[Question] no kernel image available

hello
i have issue with using cuda on pytorch and i get the following error:

print(torch.randn(1).cuda()) / print(torch.rand(5, 3, device=torch.device(‘cuda’)))

RuntimeError: CUDA error: no kernel image is available for execution on the device
CUDA kernel errors might be asynchronously reported at some other API call, so the stacktrace below might be incorrect.
For debugging consider passing CUDA_LAUNCH_BLOCKING=1.
Compile with TORCH_USE_CUDA_DSA to enable device-side assertions.

  • installed packages:

python-cuda-12.1.0-2 (*i wondered the issue might be this but i did downgrade cuda to 12.1 as well)
python-pytorch-cuda-2.1.0-1
torchvision-cuda-0.15.2-1

*this build does work on another user’s GPU

  • logs:

torch.cuda.is_available()
True
print(torch.cuda.get_arch_list())
[‘sm_52’, ‘sm_53’, ‘sm_60’, ‘sm_61’, ‘sm_62’, ‘sm_70’, ‘sm_72’, ‘sm_75’, ‘sm_80’, ‘sm_86’, ‘sm_89’, ‘sm_90’, ‘compute_90’]

  • specifications:

NVIDIA-SMI 545.29.02
Driver Version: 545.29.02
CUDA Version: 12.3
Linux version: 6.6.1-arch1-1, not using conda
GPU: Nvidia GTX960M, maxwell architecture (sm_50 OR sm_52 OR sm_53, but i think the 900 series are sm_52 according to here)

~ attempts

i downgraded cuda to 12.1 but as issued here*1, seems like cuda 12.3 is compatible and the python-cuda compatibility didn’t change anything.

*1 https:// discuss.pytorch .org /t/question-i-have-a-question-about-installing-pytorch/191829/6

i wanted to build from source but it got a bit confusing on whether i should add arguments and if so, what arguments.

i tried installing via pip but i kept getting cache error or something. may be able to use wget and install locally.

though i have no issue when running on device=torch.device(‘cpu’)

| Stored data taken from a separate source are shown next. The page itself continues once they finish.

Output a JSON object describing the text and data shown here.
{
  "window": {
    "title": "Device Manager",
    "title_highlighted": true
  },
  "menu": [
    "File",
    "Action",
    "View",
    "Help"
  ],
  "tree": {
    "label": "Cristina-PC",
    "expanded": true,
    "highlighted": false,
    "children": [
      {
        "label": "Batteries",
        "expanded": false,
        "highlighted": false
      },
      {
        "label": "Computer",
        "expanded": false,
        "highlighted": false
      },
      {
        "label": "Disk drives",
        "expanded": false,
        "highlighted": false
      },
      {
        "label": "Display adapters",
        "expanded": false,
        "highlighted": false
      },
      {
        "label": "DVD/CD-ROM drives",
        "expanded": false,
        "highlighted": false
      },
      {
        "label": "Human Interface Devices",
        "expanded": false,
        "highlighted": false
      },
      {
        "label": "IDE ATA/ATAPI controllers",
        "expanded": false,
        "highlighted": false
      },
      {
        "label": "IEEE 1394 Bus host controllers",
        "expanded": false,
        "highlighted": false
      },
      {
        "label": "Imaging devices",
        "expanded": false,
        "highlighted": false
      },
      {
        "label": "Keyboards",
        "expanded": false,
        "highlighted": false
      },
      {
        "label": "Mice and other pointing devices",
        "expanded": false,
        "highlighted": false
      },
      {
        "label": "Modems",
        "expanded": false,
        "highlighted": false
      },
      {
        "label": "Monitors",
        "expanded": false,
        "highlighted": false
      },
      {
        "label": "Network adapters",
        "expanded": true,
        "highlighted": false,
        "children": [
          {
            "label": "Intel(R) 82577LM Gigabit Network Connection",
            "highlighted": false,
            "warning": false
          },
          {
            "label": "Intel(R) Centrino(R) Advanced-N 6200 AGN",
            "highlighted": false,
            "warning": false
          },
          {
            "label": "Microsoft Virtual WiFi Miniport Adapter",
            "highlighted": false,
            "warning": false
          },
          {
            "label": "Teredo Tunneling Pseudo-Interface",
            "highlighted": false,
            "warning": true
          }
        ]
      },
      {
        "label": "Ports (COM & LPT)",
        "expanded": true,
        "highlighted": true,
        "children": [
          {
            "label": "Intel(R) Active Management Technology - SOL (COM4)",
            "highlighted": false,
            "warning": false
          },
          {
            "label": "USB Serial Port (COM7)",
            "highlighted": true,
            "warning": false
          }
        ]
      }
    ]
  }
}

Your locally installed CUDA toolkit won’t be used if you install PyTorch binaries, since they ship with their own CUDA runtime dependencies as also explained in the linked post. You would only need a properly installed NVIDIA driver.
If your GPU is too old, try installing the PyTorch binaries shipping with CUDA 11.8 as they support down to sm_37.